O lugar era bonito, ela ficou bem instalada.
Dessa vez, para mim é que foi muito penoso. Eu comecei a sentir, principalmente à noite, muita angústia e sofria por ela estar lá, pela sua situação.
Foi a primeira vez que senti essa angústia; depois infelizmente essa dor voltou muitas outras vezes em minha vida.

Nessas alturas, a minha irmã Marli já tinha dois filhinhos; meu cunhado foi transferido para São Paulo, compraram um apartamento num bairro distante e lá se foram.
Ela passava seus apuros na vida conjugal, mas também não se abria com a família.
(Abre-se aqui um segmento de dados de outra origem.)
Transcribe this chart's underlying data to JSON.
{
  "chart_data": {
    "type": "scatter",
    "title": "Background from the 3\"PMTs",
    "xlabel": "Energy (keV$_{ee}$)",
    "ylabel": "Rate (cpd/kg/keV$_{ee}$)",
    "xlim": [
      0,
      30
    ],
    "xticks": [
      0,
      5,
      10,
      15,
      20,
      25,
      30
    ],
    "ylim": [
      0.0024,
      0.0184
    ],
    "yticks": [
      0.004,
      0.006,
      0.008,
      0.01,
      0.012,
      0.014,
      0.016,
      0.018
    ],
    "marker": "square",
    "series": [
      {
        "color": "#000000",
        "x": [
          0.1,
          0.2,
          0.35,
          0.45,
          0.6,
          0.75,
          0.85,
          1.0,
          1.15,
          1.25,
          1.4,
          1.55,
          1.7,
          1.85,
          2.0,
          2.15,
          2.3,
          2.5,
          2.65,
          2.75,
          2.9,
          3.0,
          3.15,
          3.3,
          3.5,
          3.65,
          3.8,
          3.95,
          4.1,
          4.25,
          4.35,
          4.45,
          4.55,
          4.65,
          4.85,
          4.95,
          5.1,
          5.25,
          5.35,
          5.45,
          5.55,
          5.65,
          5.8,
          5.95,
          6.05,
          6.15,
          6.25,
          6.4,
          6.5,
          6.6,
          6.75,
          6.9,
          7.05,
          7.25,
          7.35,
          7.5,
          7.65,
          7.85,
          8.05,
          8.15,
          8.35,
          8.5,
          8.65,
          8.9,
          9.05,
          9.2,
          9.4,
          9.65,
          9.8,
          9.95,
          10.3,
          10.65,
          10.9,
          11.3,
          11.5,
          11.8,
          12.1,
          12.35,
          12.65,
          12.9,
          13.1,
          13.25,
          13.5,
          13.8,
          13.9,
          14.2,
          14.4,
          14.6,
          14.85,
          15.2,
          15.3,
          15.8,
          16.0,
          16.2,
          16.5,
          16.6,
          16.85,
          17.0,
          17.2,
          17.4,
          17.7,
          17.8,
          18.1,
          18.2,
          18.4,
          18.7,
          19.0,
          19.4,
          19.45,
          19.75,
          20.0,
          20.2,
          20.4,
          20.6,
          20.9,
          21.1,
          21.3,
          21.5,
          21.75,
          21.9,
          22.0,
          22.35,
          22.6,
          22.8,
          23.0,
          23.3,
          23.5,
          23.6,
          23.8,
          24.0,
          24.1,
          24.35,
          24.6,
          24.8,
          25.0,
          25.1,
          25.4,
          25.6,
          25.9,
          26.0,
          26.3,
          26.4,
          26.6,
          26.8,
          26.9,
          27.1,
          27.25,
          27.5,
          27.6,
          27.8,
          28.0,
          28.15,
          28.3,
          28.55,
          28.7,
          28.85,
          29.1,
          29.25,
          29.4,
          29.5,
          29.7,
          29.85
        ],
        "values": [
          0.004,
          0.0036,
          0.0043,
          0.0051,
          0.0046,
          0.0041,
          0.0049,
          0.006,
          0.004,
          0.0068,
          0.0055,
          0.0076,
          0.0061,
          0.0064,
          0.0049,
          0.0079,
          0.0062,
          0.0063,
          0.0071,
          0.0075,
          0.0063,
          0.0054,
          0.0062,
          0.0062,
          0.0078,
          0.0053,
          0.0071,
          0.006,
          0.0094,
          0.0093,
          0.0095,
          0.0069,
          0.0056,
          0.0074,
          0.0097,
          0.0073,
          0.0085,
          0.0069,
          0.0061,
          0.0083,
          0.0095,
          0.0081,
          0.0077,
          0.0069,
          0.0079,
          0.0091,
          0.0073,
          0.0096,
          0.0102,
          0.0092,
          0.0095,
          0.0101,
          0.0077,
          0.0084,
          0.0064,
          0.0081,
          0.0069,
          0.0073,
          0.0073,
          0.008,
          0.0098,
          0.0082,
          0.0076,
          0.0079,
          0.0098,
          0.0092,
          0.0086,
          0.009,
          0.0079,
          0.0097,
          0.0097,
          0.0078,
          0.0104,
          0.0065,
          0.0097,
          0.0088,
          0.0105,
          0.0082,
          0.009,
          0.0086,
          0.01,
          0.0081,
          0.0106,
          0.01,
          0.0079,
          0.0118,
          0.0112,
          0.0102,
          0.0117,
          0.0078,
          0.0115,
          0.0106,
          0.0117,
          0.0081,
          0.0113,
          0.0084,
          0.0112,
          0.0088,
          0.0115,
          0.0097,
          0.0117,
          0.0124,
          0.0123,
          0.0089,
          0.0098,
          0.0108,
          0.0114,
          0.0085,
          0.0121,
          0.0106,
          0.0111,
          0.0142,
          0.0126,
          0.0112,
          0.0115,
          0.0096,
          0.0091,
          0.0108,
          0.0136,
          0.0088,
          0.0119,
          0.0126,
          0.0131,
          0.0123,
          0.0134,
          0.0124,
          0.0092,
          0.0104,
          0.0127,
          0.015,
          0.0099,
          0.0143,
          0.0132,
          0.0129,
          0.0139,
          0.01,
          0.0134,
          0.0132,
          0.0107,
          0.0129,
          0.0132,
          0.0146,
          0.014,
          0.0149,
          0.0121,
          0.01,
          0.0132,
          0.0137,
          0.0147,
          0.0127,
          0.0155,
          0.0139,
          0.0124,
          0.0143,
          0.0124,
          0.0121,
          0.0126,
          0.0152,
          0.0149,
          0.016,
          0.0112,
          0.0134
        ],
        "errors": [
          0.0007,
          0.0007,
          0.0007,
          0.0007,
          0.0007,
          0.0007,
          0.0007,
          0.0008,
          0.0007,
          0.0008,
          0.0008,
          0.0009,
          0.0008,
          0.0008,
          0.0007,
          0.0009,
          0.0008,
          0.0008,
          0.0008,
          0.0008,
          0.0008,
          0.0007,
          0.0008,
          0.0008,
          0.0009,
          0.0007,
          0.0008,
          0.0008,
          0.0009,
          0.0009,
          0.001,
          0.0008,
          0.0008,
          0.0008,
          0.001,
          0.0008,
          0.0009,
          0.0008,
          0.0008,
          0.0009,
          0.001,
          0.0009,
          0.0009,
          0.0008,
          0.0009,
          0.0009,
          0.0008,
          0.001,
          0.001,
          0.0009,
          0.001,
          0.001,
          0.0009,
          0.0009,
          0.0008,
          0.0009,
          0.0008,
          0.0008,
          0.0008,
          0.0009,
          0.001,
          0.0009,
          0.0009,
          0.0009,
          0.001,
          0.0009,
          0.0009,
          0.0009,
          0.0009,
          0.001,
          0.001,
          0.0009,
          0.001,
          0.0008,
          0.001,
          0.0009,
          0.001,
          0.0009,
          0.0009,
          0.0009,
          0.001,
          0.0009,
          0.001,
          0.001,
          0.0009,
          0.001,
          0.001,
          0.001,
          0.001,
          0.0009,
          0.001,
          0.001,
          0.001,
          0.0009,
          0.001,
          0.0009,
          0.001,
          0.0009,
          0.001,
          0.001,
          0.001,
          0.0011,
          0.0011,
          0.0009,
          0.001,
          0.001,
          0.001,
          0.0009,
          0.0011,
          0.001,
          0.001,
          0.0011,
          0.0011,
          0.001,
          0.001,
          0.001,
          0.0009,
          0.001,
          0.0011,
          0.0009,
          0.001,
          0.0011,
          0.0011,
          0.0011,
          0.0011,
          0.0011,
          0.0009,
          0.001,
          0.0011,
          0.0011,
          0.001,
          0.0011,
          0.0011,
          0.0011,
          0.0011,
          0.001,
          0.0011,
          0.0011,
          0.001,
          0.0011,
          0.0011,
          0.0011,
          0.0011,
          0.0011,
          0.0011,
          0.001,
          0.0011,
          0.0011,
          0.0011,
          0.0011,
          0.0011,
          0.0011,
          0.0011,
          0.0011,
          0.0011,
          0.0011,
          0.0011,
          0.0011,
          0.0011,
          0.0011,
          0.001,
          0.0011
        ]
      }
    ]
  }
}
Meus irmãos já estavam crescidos.
O irmão caçula tinha uns onze anos, era gordinho, pele clara, bonito, risonho, soltava pipas, andava de bicicleta. Era muito apegado à minha mãe; até bem grandinho às vezes ainda ia dormir com ela na cama de casal.
O Alcindo Junior já estava com uns quinze anos, era um menino magro, alto como meu pai; ainda tinha crises de bronquite e usava uma “bombinha” para facilitar a respiração. Ele adorava colecionar selos, tampinhas, maços de cigarros vazios, figurinhas, tudo. Era muito ordeiro e inteligente.

Eu namorava no terracinho; essa casa não tinha nenhuma escadinha...
O Mauro era fogoso, começamos a ter intimidades.
Naquele tempo não havia motéis, saíamos para passear de carro; eu tinha medo de ficar grávida, ainda não tomava pílula.
Brigávamos de vez em quando, quando ele bebia em bailes ou no carnaval; mas habitualmente ele não bebia e era muito trabalhador.

Então eu decidi que era hora de casar: ele alugou uma casinha na mesma rua do posto de gasolina.
Era uma casinha geminada, comprida e estreita. Tinha um jardinzinho, a famosa escadinha de três degraus encerados, o terracinho, a sala, a copa-cozinha, corredor, banheiro, dois quartos. Havia um pequeno quintal cujo acesso era por um corredorzinho que saía da cozinha.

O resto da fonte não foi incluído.